Standardizing a debugging approach - AWS Lambda

Standardizing a debugging approach

Once a Lambda-based application is deployed, monitor and capture errors as they occur (see Monitoring and observability) and then start the debugging process. This section introduces a general approach to debugging Lambda-based applications. You can use this to identify the causes of errors and then use the learnings to make your workloads more resilient.


            debugging ops figure 17

The first step is to observe an error. By monitoring a workload effectively (see Monitoring and Observability), you can identify abnormal behavior in the system. These anomalies may be seen as:

  • Lambda function errors showing a problem in completing an invocation.

  • CloudWatch alarms and other monitoring tools that are either triggered due to exceptional values or other operational anomalies.

  • Changes in expected activity, like unexpected drops in traffic, or large increases in load.

  • Issue reports from end users that have not been otherwise identified in the infrastructure.

  • Issues in third-party services, such as payment systems, that are impacting your application.

Next, identify the point of failure in the application architecture. By using an effective approach to monitoring a workload, you can quickly isolate the cause of the problem. If it is related to a Lambda function, it’s important to find the event source, the event, and the Lambda function processing the event.

Debug the failure by first classifying the type of error, such as lack of permissions, lack of capacity, a downstream outage, or a business logic error. The course of action taken here depends upon the type of failure identified. In the event of a business logic error in the Lambda function code, debug using the event related to the error. This chapter explores some typical causes of errors in Lambda functions and how you can identify and resolve these.

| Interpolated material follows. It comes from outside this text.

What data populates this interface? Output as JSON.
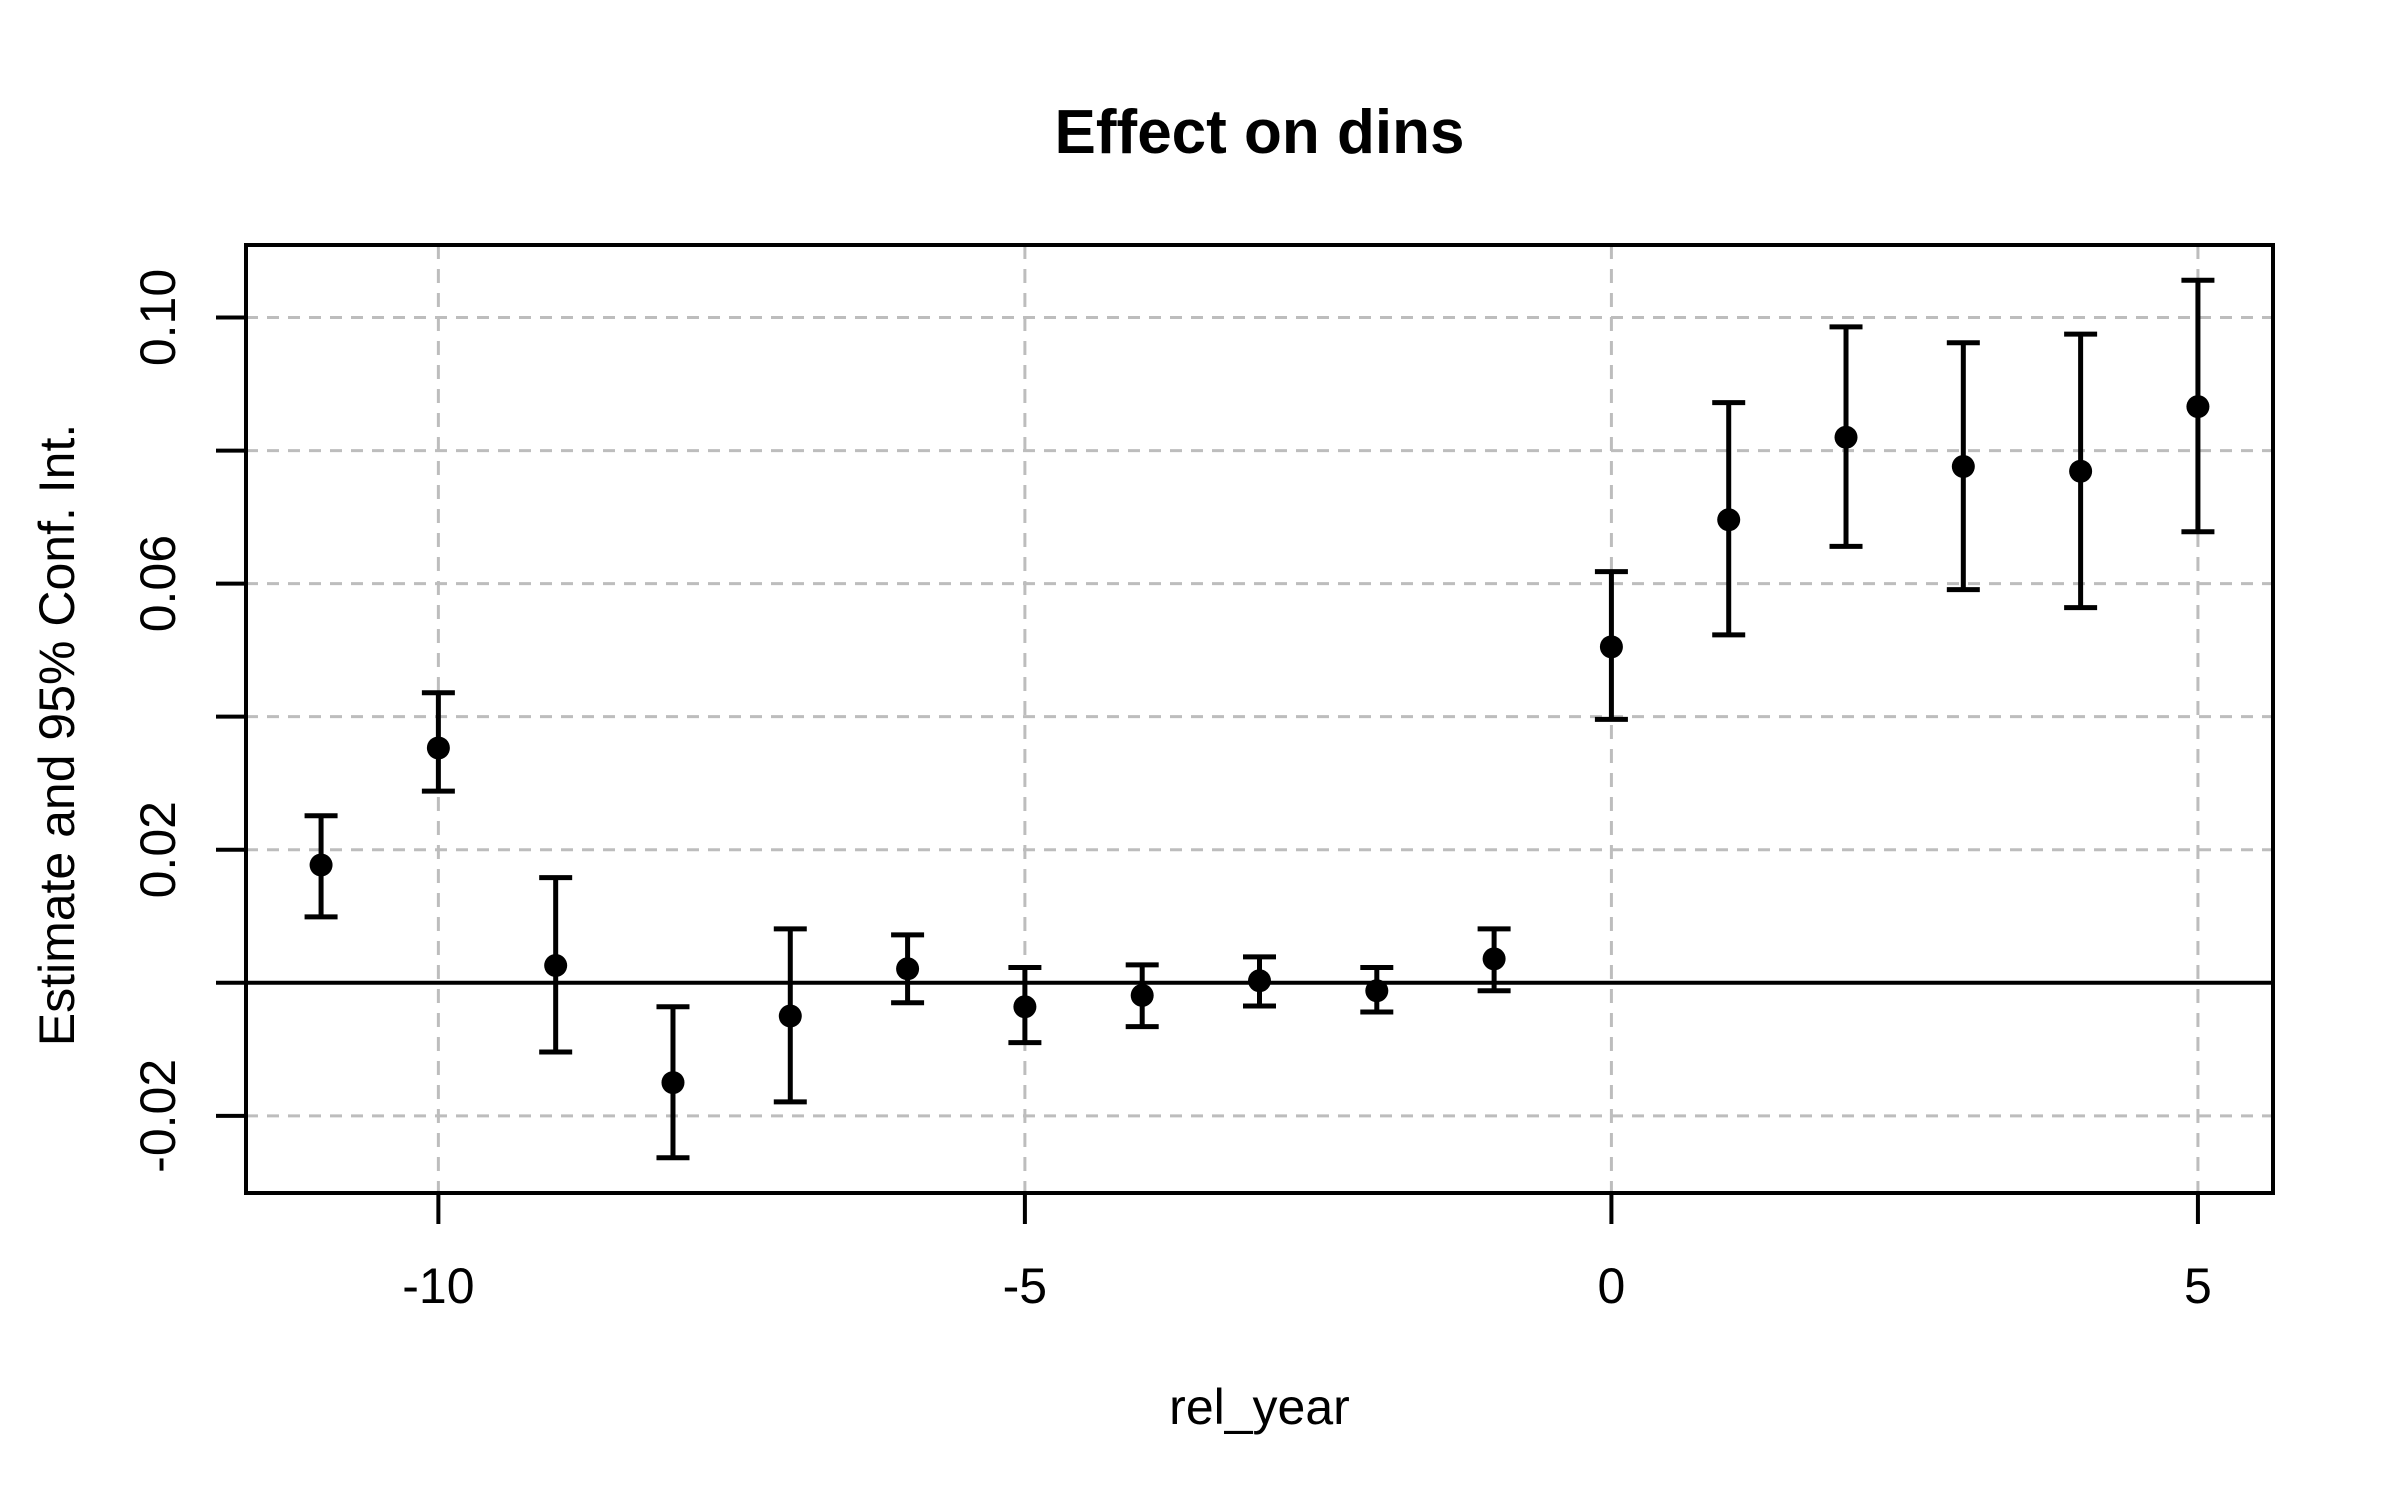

Finally, remediate the problem. This may include identifying causes of change in the infrastructure and taking action to prevent such changes in the future. Alternatively, it may be a code change requiring a new version of a Lambda function. In any case, the remediation should be documented, and you should ensure that monitoring processes are updated if necessary. If an error is reported by end users but otherwise not identified by your infrastructure, you may be able to improve error-handling logic in the front-end and backend APIs to alert you when these errors occur. You should aim to collect as much detail about the error as possible, including stack traces.